Müller a commandé beaucoup de la droite, mais a également tourné vers le centre; Gnabry et même Jamal Musiala se sont relayés pour dériver vers l’aile droite ou le demi-espace droit. Sadio Mané était un élément régulier – l’arrivée de la star de Liverpool a eu de nombreux bons regards sur le but – mais a également chuté par phases au milieu de terrain, où il a montré ses prouesses créatives sur le ballon et sa présence pressante.

À juste titre, les cinq premiers buts sont venus de cinq joueurs différents. Le sixième, délicieusement glissé pour Jamal Musiala depuis le demi-espace gauche par Leroy Sané, était une déclaration – le Bayern peut trouver des buts de plus que sa ligne d’attaque et plus que son onze de départ.

La défense new-look devra peut-être attendre

Les recrues annoncées Noussair Mazraoui (AFC Ajax) et Matthijs de Ligt (Juventus) ont tous deux fait leurs débuts sur le banc, mais les titulaires ont convaincu aujourd’hui. Benjamin Pavard a marqué un but et lancé un certain nombre de bons défis à l’arrière droit, ressemblant beaucoup à un champion de la Coupe du monde qui ne devrait pas être déplacé de sitôt.

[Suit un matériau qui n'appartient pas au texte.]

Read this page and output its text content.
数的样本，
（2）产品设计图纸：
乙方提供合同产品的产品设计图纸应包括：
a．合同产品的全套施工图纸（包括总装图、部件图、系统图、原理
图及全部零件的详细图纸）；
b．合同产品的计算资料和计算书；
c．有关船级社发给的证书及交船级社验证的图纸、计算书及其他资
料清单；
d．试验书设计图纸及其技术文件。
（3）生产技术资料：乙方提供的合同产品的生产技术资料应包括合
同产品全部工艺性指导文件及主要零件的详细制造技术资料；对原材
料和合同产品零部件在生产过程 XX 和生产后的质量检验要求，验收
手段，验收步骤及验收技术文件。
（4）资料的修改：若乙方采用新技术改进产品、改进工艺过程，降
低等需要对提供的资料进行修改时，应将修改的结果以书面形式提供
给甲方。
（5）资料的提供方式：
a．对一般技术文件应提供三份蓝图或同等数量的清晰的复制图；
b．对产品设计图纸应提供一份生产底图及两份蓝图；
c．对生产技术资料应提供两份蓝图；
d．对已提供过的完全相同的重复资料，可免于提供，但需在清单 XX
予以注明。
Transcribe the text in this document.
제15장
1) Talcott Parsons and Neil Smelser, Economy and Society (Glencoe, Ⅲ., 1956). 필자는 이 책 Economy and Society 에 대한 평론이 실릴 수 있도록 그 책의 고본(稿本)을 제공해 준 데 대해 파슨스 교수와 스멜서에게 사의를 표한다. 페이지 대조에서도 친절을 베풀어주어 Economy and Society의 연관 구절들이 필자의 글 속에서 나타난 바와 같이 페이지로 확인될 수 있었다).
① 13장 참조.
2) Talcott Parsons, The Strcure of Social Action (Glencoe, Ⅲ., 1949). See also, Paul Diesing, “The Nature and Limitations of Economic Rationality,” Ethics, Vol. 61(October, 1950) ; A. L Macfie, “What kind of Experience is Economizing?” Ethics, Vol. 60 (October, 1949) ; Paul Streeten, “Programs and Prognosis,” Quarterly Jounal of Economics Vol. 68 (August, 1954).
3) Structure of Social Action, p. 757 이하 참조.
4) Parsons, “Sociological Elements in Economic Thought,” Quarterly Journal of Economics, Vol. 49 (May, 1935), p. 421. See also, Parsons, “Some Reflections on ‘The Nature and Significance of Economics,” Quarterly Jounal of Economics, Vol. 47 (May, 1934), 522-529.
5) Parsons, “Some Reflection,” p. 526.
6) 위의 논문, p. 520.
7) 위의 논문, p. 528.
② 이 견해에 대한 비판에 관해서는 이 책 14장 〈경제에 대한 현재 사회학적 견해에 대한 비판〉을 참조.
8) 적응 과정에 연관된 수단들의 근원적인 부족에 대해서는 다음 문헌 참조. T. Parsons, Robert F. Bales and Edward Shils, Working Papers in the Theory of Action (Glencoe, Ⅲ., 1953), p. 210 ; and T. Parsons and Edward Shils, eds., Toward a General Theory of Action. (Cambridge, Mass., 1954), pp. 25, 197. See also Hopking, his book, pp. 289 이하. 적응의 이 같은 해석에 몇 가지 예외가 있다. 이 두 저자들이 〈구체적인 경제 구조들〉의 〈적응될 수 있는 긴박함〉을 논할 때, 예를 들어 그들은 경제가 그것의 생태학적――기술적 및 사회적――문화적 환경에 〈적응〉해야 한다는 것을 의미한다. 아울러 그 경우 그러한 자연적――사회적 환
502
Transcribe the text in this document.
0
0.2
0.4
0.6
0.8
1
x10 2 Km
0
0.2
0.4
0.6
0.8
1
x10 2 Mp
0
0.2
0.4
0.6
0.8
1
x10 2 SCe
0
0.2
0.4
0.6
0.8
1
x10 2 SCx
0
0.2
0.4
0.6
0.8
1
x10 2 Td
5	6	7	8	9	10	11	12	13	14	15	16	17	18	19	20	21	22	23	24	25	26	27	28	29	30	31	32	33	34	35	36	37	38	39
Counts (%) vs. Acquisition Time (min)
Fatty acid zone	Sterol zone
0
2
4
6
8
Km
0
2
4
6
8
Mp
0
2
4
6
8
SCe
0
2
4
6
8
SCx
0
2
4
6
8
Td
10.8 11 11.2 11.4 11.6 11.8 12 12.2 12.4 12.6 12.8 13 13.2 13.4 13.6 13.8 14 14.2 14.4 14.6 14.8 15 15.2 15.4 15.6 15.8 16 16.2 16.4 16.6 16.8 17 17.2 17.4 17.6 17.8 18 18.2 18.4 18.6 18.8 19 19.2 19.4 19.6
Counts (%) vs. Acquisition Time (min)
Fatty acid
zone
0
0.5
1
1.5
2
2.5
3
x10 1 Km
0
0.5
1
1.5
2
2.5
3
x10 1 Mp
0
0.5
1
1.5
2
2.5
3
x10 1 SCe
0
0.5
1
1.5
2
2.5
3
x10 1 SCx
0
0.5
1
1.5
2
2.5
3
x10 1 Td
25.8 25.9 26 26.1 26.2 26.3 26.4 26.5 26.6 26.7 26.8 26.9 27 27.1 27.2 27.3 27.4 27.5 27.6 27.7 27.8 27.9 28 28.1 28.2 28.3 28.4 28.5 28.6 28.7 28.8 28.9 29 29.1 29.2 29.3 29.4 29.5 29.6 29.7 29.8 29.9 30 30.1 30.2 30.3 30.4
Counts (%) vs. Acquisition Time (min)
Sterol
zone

Et puis il y a Dayot Upamecano. Il a lancé des passes, s’est avancé, a même failli aider Müller une fois – mais c’est son travail en tête-à-tête en défense qui s’est démarqué. De nombreuses fois, c’est la vitesse d’Upamecano qui a étouffé de solides chances pour une attaque de Francfort qui, malgré tous les échecs défensifs de l’équipe, était toujours vive et affamée. Deux grands moments en seconde période, un à la 62e minute et un à la 80e minute, ont nécessité l’intervention singulière d’Upamecano pour empêcher les buts.

C’était la différence entre la finition confortable 6-1 que nous avons vue aujourd’hui et quelque chose de plus frénétique, comme ce qui s’est passé contre le RB Leipzig la semaine dernière.

Où est la largeur ?

Au moins en première mi-temps, le Bayern a lancé ses attaques massivement dans la moitié gauche du terrain. Même Alphonso Davies s’est installé dans un rôle plus profond plutôt que de marauder constamment sur les flancs.

Le Bayern n’avait pas besoin des ailes aujourd’hui, et c’était la bonne façon de se tailler une place dans le 3-4-3 de Francfort. Mais il sera intéressant de voir comment cela change d’un jeu à l’autre, si c’est le cas, en particulier pour jouer sur les points forts de Davies et de Kingsley Coman, actuellement suspendu.


Intéressé par plus d’analyse du jeu ? Pourquoi ne pas consulter notre podcast d’après-match ? A écouter ci-dessous ou sur ce lien.

Comme toujours, nous apprécions tout le soutien !

#Cinq #observations #victoire #Bayern #Munich #sur #lEintracht #Francfort

Leave a Comment

Your email address will not be published.